Dusk falls slowly and the sky changes from a blue so intense it creates an after-image of golden yellow on your closed eyelids. A hummingbird darts from cactus flower to flower, safely circumventing skewering thorns. Sunlight reflects veins of multicolored layers of geologic history in the surrounding mountains. Mt. San Jacinto, far off in the southwest, provides a midway curtain between Los Angeles and San Diego, layered in shades of bluish grey in the haze escaping that megalopolis. Coming suddenly from behind, you hear a “thump thump!” in the air, and passing above your head a jet-black crow with wings so dark they appear as liquid reflected in the sunlight, alights on a rock 20 feet in front of you. It gurgles and greets you in its indecipherable language, then lifts off to drift in the thermals ahead.

The panorama around is lush with desert vegetation, smoke tree, brittle bush, dune primrose, barrel cactus (which people like to dig up and replant in their gardens, unfortunately),

Barrel cactus becoming endangered
Barrel cactus becoming endangered

 

 

cholla cactus,

cholla-cactus
Cholla cactus

and jutting into the sky around you, the pencil-thin, flowery and thorny arms of the ocotillo.

Baby and mama ocotillo
Baby and mama ocotillo

 

Ocotillo at sunset
Ocotillo at sunset

 

 

This particular bush looks like spindly ocean coral that, having millions of years of seas erased around it, chose to adapt to living in marshlands, and in ultimate stubbornness stoically stuck to the eventual barren desert landscape.

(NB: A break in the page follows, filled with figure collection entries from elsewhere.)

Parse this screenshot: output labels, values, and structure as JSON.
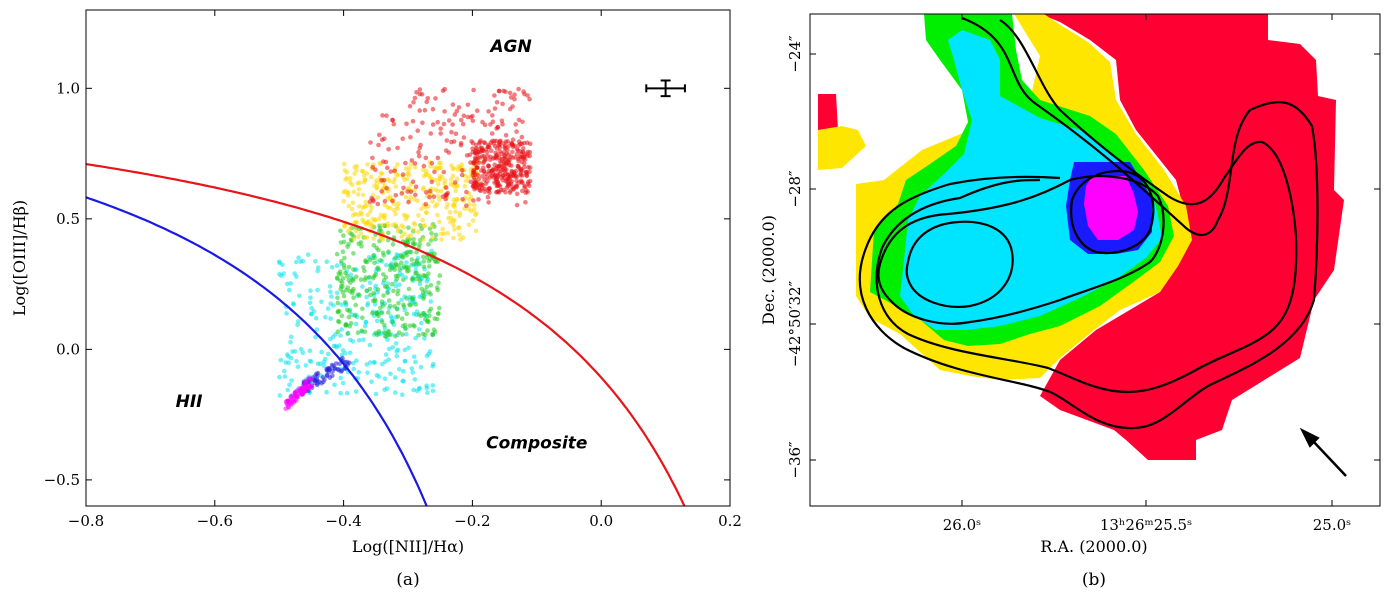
{
  "chart_data": [
    {
      "type": "scatter",
      "panel_label": "(a)",
      "xlabel": "Log([NII]/Hα)",
      "ylabel": "Log([OIII]/Hβ)",
      "xlim": [
        -0.8,
        0.2
      ],
      "ylim": [
        -0.6,
        1.3
      ],
      "xticks": [
        -0.8,
        -0.6,
        -0.4,
        -0.2,
        0.0,
        0.2
      ],
      "xtick_labels": [
        "−0.8",
        "−0.6",
        "−0.4",
        "−0.2",
        "0.0",
        "0.2"
      ],
      "yticks": [
        -0.5,
        0.0,
        0.5,
        1.0
      ],
      "ytick_labels": [
        "−0.5",
        "0.0",
        "0.5",
        "1.0"
      ],
      "grid": false,
      "annotations": [
        {
          "text": "AGN",
          "x": -0.14,
          "y": 1.14
        },
        {
          "text": "HII",
          "x": -0.64,
          "y": -0.22
        },
        {
          "text": "Composite",
          "x": -0.1,
          "y": -0.38
        }
      ],
      "error_bar": {
        "x": 0.1,
        "y": 1.0,
        "xerr": 0.03,
        "yerr": 0.03
      },
      "curves": [
        {
          "color": "#e8141a",
          "formula": "0.61/(x-0.47)+1.19"
        },
        {
          "color": "#1a1ae6",
          "formula": "0.61/(x-0.05)+1.3"
        }
      ],
      "series": [
        {
          "color": "#e8141a",
          "x_range": [
            -0.36,
            -0.11
          ],
          "y_range": [
            0.55,
            1.0
          ]
        },
        {
          "color": "#ffd700",
          "x_range": [
            -0.4,
            -0.19
          ],
          "y_range": [
            0.42,
            0.72
          ]
        },
        {
          "color": "#1fcc1f",
          "x_range": [
            -0.41,
            -0.25
          ],
          "y_range": [
            0.05,
            0.48
          ]
        },
        {
          "color": "#00e1ee",
          "x_range": [
            -0.5,
            -0.26
          ],
          "y_range": [
            -0.18,
            0.38
          ]
        },
        {
          "color": "#2222dd",
          "x_range": [
            -0.47,
            -0.39
          ],
          "y_range": [
            -0.18,
            -0.02
          ]
        },
        {
          "color": "#ff00ff",
          "x_range": [
            -0.49,
            -0.45
          ],
          "y_range": [
            -0.22,
            -0.1
          ]
        }
      ]
    },
    {
      "type": "heatmap",
      "panel_label": "(b)",
      "xlabel": "R.A. (2000.0)",
      "ylabel": "Dec. (2000.0)",
      "xtick_labels": [
        "26.0ˢ",
        "13ʰ26ᵐ25.5ˢ",
        "25.0ˢ"
      ],
      "ytick_labels": [
        "−24″",
        "−28″",
        "−42°50′32″",
        "−36″"
      ],
      "categories": [
        "red",
        "yellow",
        "green",
        "cyan",
        "blue",
        "magenta"
      ],
      "colors": [
        "#ff0033",
        "#ffe600",
        "#00ee00",
        "#00e5ff",
        "#1a1aff",
        "#ff00ff"
      ],
      "contours": 4,
      "arrow": "pointing up-left"
    }
  ]
}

You become keenly aware of a silence so deep and profound you can hear the blood rushing through your head. In the increasing crepuscular light, small white cotton ball clouds form and close in on each other like herds of sheep gathering into an enclosure, and form into a central lenticular cloud shape

 

Lenticular cloud formation
Lenticular cloud formation

like a huge UFO in the sky. Colors begin to emerge, painting the billowy clouds with orange and eventual fire red as if you were looking into the glowing embers of an upside-down fire pit.

Sunset at Joshua Tree
Sunset at Joshua Tree

Colors slowly grey away, darkness settles in, an occasional star emerges, and the moon, now full, illuminates the landscape, returning the clouds to an earlier glow. The moon’s new backlight halos rapidly moving bats searching out a meal in those buzzing creatures seeking one around you, their nearly indiscernible radar squeaks guiding them to their prey. You sit meditating in silence, your mind clear and free in the cool air, the weight of sensual overload now weighing heavy in the night. Sleep comes on the gentle breezes.